Dr. Darnell is a leading authority on fragile X syndrome (FXS), the most common cause of inherited intellectual disability and the most common monogenic cause of autism. FXS is usually caused by the loss of expression of an RNA-binding protein, the fragile X mental retardation protein (FMRP). However, one patient has been identified with a mutation in one of FMRP’s RNA-binding domains. By reproducing this mutation in mice, Dr. Darnell proved that the mutation causes fragile X symptoms. It prevents the protein from binding RNA in neurons and carrying out its normal functions controlling translation of messenger RNA into protein. Dr. Darnell works to understand the set of RNAs that FMRP binds to and how it affects the translation of these messenger RNAs into proteins that are important for synapse formation and function.
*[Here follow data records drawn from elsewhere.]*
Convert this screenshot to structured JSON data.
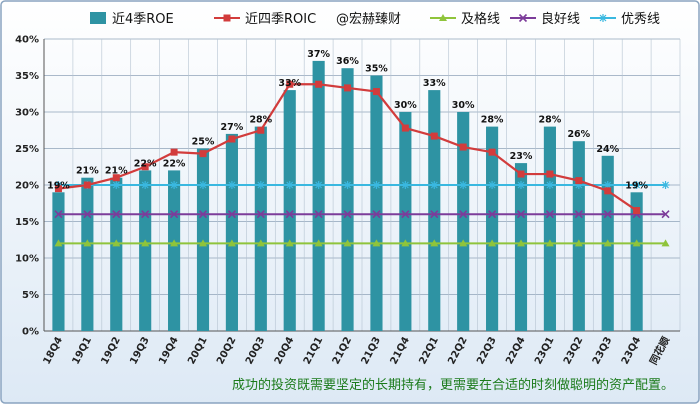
{
  "chart_data": {
    "type": "bar",
    "categories": [
      "18Q4",
      "19Q1",
      "19Q2",
      "19Q3",
      "19Q4",
      "20Q1",
      "20Q2",
      "20Q3",
      "20Q4",
      "21Q1",
      "21Q2",
      "21Q3",
      "21Q4",
      "22Q1",
      "22Q2",
      "22Q3",
      "22Q4",
      "23Q1",
      "23Q2",
      "23Q3",
      "23Q4",
      "同花顺"
    ],
    "series": [
      {
        "name": "近4季ROE",
        "kind": "bar",
        "color": "#2e93a3",
        "values": [
          19,
          21,
          21,
          22,
          22,
          25,
          27,
          28,
          33,
          37,
          36,
          35,
          30,
          33,
          30,
          28,
          23,
          28,
          26,
          24,
          19,
          null
        ],
        "labels": [
          "19%",
          "21%",
          "21%",
          "22%",
          "22%",
          "25%",
          "27%",
          "28%",
          "33%",
          "37%",
          "36%",
          "35%",
          "30%",
          "33%",
          "30%",
          "28%",
          "23%",
          "28%",
          "26%",
          "24%",
          "19%",
          ""
        ]
      },
      {
        "name": "近四季ROIC",
        "kind": "line",
        "color": "#d23c3c",
        "marker": "square",
        "values": [
          19.5,
          20.0,
          21.0,
          22.5,
          24.5,
          24.3,
          26.3,
          27.5,
          33.8,
          33.8,
          33.3,
          32.8,
          27.8,
          26.7,
          25.2,
          24.5,
          21.5,
          21.5,
          20.6,
          19.2,
          16.5,
          null
        ]
      },
      {
        "name": "@宏赫臻财",
        "kind": "text"
      },
      {
        "name": "及格线",
        "kind": "line",
        "color": "#8fc43b",
        "marker": "triangle",
        "constant": 12
      },
      {
        "name": "良好线",
        "kind": "line",
        "color": "#7c3c9a",
        "marker": "x",
        "constant": 16
      },
      {
        "name": "优秀线",
        "kind": "line",
        "color": "#3ab8e0",
        "marker": "star",
        "constant": 20
      }
    ],
    "yticks": [
      "0%",
      "5%",
      "10%",
      "15%",
      "20%",
      "25%",
      "30%",
      "35%",
      "40%"
    ],
    "ylim": [
      0,
      40
    ],
    "grid": true,
    "legend": "top"
  },
  "footer_text": "成功的投资既需要坚定的长期持有，更需要在合适的时刻做聪明的资产配置。"
}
Dr. Darnell has recently applied a new technique to study FMRP’s role in normal neurological function. The technique, called high throughput sequencing cross-linking immunoprecipitation (HITS-CLIP), provides an unbiased snapshot of where FMRP binds to RNA across the entire genome in living cells. Using HITS-CLIP, Dr. Darnell discovered that FMRP binds to messenger RNAs encoding many important synaptic proteins. She developed a unique translation assay designed to preserve endogenous FMRP-RNA interactions from the brain and showed that FMRP inhibits the translation of these same messenger RNAs by stalling ribosomes.
Dr. Darnell is now extending these studies to FMRP-RNA interactions in single cell types using a new mouse in which FMRP can be conditionally tagged for HITS-CLIP experiments. The work is furthering an understanding of how FMRP regulates messenger RNA translation important for normal synaptic function and is opening new avenues for therapy based on a deeper understanding of FMRP’s function.